O homem confidencia-nos que aprendera com a mãe, viúva, a fazer partos. Ela era uma mulher forte que, além de ajudar crianças a nascerem, dedicava a vida a tratar enfermidades dos desenganados que a procuravam.

— Qual o seu nome, menina? — pergunta o ancião.

— Maria — ela responde.

— Parabéns, Maria. Bendito é o teu filho! — diz o homem, ao envolver o menino na faixa em que se lia ‘Pelos direitos das mulheres’. Ao olhar Maria nos olhos, o ancião diz que ela lembra outra mulher de muita coragem, e nos conta uma história que me parece tão familiar, apesar de nunca tê-la ouvido.

Fala-nos de uma jovem também chamada Maria, que vivera há muito tempo bem longe dali. Ela estava noiva quando foi chamada para ser a mãe do filho de Deus, aquele que, ao ouvir o clamor do seu povo oprimido, desceria do céu para libertá-lo.
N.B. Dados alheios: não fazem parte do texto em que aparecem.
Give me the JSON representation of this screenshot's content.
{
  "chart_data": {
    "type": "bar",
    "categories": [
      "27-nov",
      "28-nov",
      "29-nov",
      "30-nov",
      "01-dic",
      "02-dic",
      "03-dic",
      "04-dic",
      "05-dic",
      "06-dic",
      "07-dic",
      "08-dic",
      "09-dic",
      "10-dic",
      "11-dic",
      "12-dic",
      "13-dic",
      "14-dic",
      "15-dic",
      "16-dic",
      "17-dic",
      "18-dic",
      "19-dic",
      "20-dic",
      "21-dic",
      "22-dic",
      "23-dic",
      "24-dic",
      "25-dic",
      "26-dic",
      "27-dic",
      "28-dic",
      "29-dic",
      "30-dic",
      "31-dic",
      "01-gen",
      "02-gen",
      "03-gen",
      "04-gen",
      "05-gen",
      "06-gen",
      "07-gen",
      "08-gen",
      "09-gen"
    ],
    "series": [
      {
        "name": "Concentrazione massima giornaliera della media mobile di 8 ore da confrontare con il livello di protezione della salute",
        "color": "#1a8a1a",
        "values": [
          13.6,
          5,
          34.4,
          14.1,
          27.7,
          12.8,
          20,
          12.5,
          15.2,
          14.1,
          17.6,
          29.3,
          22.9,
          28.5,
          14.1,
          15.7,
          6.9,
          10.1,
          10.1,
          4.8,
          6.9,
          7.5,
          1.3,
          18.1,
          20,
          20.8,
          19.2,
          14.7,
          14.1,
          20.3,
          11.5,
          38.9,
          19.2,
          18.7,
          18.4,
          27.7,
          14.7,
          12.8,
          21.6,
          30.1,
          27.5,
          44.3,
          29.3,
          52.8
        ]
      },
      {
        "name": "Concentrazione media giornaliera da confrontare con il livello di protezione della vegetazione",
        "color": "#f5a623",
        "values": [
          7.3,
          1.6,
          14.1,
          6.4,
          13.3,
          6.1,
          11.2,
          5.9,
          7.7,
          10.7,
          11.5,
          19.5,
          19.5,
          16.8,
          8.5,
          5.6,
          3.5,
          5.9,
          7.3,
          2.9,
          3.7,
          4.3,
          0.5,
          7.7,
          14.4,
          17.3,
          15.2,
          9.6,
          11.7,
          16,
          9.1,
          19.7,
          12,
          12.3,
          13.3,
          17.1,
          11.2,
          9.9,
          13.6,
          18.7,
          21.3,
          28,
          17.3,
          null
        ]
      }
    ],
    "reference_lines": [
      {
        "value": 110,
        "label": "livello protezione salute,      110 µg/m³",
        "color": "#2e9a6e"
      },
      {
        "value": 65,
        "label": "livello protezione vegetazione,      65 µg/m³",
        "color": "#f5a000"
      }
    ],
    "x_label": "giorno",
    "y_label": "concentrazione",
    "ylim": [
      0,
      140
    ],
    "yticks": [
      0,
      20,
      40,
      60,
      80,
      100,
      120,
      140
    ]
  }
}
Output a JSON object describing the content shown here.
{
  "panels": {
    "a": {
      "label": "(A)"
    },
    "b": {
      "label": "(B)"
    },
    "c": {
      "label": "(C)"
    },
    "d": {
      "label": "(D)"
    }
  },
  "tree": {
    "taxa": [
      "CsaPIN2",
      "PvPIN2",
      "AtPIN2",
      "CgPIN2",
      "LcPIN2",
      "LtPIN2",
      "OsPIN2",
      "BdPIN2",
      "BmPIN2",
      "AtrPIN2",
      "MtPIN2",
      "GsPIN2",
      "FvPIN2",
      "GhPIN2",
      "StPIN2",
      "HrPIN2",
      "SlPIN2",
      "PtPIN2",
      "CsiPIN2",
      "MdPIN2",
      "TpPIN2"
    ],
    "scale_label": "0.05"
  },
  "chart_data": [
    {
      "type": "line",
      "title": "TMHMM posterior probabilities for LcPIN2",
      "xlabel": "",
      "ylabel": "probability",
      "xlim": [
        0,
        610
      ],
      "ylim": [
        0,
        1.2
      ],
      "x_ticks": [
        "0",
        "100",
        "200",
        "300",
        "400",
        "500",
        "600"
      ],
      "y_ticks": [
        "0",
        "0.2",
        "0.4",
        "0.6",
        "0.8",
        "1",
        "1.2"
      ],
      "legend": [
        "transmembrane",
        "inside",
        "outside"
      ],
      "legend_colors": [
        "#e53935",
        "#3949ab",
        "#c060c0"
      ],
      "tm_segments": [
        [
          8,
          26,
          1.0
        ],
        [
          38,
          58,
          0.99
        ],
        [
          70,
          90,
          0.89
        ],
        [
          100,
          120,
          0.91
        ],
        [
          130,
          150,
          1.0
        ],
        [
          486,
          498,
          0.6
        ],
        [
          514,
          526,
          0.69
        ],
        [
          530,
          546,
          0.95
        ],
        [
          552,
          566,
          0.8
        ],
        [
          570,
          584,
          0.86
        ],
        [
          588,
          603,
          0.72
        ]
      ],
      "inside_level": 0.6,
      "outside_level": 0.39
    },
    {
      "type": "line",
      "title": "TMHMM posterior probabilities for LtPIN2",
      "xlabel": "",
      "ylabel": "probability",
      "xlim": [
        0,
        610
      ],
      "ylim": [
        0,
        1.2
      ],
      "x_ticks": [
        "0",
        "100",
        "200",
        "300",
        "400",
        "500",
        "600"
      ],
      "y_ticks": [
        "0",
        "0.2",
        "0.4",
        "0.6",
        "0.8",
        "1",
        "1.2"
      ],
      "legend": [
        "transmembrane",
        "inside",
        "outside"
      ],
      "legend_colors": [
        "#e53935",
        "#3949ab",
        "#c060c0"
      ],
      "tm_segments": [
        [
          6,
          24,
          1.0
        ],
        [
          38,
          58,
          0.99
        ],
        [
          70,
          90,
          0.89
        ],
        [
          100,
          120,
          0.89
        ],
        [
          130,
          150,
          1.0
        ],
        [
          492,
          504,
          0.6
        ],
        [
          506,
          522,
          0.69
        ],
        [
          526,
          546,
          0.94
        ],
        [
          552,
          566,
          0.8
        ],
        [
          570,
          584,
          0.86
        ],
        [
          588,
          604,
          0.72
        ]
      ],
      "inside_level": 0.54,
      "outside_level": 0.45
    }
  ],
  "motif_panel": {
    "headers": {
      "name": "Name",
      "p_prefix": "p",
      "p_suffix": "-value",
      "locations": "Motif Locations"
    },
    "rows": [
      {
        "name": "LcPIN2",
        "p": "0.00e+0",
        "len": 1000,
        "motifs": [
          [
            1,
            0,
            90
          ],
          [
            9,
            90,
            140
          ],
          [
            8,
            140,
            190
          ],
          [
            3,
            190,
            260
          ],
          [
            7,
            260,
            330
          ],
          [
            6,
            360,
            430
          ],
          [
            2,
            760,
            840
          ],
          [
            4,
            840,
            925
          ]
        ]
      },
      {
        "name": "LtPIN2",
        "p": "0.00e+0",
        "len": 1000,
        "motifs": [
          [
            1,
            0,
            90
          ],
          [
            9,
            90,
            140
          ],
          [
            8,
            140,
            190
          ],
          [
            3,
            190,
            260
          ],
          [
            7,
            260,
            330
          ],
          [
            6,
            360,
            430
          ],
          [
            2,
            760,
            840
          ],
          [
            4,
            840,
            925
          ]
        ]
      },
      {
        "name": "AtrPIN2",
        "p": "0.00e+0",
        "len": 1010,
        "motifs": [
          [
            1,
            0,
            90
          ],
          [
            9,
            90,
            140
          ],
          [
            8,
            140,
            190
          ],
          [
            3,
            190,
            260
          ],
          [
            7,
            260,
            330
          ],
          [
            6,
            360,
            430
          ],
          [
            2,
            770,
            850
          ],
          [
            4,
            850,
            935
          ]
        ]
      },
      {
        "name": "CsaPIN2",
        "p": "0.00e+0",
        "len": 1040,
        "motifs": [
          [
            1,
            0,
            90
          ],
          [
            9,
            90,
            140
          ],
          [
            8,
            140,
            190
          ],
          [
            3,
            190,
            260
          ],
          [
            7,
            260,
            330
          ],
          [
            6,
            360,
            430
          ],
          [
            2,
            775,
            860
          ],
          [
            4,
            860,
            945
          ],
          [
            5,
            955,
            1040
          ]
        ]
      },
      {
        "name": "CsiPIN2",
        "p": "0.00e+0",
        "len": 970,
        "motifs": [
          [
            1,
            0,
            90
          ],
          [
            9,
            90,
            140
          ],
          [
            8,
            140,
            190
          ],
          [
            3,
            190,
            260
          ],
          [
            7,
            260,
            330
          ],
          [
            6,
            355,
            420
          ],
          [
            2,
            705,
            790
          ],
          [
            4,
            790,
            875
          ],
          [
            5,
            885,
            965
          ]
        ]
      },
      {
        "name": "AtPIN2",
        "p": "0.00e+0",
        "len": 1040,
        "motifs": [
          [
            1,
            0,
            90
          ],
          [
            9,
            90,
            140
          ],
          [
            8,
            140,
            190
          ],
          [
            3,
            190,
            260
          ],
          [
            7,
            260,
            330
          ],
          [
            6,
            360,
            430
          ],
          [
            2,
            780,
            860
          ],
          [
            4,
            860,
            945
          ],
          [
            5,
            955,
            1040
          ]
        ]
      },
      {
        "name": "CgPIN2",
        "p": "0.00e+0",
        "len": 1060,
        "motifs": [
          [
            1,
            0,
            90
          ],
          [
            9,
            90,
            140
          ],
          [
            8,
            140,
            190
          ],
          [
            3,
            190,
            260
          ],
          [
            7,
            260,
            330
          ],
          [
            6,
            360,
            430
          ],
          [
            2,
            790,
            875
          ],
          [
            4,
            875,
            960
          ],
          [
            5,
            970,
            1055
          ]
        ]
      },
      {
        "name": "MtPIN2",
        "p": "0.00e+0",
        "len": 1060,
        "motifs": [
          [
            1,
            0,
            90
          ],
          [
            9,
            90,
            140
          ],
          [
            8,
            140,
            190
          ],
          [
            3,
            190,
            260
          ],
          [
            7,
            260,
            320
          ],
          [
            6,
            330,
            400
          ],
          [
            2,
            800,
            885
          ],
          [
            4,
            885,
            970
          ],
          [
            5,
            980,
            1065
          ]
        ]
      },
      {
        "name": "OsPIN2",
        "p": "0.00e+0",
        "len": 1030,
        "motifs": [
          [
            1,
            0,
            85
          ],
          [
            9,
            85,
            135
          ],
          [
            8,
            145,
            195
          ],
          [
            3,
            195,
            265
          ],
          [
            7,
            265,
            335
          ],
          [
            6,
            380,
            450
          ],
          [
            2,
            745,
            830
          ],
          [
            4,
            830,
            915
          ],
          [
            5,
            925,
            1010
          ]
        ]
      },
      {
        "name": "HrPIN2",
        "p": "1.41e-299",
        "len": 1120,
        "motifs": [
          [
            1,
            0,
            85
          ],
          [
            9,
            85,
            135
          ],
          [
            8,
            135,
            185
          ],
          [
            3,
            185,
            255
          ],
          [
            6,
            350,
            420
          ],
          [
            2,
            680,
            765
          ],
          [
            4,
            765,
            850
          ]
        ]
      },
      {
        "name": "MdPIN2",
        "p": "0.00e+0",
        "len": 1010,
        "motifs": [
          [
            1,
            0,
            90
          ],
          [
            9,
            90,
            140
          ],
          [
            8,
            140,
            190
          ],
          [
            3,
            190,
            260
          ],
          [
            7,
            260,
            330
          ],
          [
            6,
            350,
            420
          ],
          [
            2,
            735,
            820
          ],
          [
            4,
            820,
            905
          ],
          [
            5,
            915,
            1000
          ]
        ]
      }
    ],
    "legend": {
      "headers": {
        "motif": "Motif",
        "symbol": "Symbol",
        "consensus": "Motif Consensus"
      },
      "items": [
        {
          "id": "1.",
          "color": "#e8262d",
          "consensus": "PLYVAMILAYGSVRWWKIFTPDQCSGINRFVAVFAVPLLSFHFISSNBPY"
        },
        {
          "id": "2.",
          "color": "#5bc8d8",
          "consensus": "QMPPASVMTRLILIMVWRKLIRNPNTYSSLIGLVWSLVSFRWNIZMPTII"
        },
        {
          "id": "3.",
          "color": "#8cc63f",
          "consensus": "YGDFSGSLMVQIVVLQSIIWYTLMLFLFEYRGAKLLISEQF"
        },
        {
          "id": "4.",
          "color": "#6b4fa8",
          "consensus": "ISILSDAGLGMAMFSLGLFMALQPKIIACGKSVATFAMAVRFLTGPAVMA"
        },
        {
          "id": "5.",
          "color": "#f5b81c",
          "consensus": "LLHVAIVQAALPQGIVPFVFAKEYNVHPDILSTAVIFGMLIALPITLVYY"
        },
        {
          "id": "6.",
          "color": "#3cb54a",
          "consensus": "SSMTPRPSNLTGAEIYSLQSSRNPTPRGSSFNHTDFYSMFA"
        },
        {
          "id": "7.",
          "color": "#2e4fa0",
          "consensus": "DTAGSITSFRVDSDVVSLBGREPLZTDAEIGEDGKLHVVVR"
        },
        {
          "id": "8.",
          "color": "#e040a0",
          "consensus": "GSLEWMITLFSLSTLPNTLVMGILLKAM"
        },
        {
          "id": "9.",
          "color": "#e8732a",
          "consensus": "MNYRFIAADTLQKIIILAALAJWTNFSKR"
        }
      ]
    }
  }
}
Maria sabia que aquilo era arriscado. Temia chorar as dores de ver o filho morto por desafiar os interesses dos poderosos. Antes ainda, corria o risco de ser apontada nas ruas como mãe solteira e ser apedrejada até a morte, por trazer no ventre um filho fora do casamento. Mesmo assim, aceitou a missão.

O noivo de Maria era um homem bom e a amava muito. Não deixaria que o pior lha acontecesse. Aceitou a noiva e o filho que ela trazia no ventre.

Por conta de um governo tirano, mesmo com Maria grávida, foram obrigados a deixar a própria casa. Como retirantes, sem lugar para repousar a cabeça, Maria deu à luz. O menino foi visitado por humildes trabalhadores das redondezas e gente vinda de longe, que era acusada de feitiçaria por olhar as estrelas e prever o futuro.

Anos mais tarde, aquele menino mudaria para sempre os rumos da História. Daria a maior prova de amor à humanidade e uma grande lição a todos nós: amar uns aos outros como ele nos amou.

Ao ouvir aquelas palavras, a jovem Maria e eu, ali debaixo da sombra daquela árvore, sentimos arder nosso coração. Da minha parte, por achar que a história não poderia cair no esquecimento, resolvi levá-la, aonde quer que eu fosse, a quem precisasse dela.

Agradecida, a jovem Maria resolveu dar ao recém-nascido o nome daquele que salvara a vida de seu filho.

— Como se chama, bom homem? — perguntou ela ao ancião. Com um olhar que nos inspirava, ele respondeu com mansidão:

— Eu sou... Jesus.


* Este conto foi selecionado para publicação na antologia Mirage 2.